New Tax Rules to Encourage Shift from Gas-Powered to Eco-Friendly Vehicles

Car Tax Restructure

Automobile excise taxes are being revised to accelerate the move from gas-powered vehicles to electric and hydrogen-powered models. The Excise Department aims to balance economic growth with sustainability by using taxes as incentives.

The department will revise battery taxes, focusing on energy density and lifespan to promote efficient energy use. Plans also include introducing a carbon pricing system for oil and fuel products, which will reflect varying carbon emissions. Despite a higher tax burden on these products, the department assures it will minimize impacts on consumers.

A carbon tax proposal, set at 200 baht per tonne of carbon dioxide emissions, will be submitted to the cabinet.

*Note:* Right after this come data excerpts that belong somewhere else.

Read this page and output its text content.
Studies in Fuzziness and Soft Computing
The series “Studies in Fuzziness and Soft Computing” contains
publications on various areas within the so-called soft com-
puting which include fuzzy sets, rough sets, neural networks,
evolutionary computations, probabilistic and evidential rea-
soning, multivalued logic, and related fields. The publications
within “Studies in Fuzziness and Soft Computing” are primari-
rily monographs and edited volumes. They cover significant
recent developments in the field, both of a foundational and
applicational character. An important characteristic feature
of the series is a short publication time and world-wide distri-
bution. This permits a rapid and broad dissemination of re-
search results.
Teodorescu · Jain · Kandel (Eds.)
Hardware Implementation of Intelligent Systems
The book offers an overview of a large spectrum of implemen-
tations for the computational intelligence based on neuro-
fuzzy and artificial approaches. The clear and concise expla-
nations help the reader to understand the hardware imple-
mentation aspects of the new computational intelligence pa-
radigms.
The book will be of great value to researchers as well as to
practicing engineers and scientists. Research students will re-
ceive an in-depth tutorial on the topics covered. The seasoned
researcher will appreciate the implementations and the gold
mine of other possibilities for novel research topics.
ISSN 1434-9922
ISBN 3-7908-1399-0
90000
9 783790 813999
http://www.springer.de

Tax rates will vary based on fuel types and emission levels.

Hybrid and mild hybrid vehicles will benefit from low tax rates for seven years, helping the industry transition toward electric vehicles. Hybrid models emitting 100 grams of CO2 or less per kilometer will face a fixed 6% tax rate from 2026 to 2032. Those emitting between 101 and 120 grams will have a 9% tax rate.

Policies for mild hybrids, which combine gas engines with electric motors, will also support production growth. Tax rates are set at 10% for emissions below 100 grams and 12% for emissions above that threshold.

Unlike prior policies with annual rate hikes, these fixed rates create stability for manufacturers and consumers. With Thailand positioned as a potential hub for hybrid and EV production, the measures align with global sustainability trends.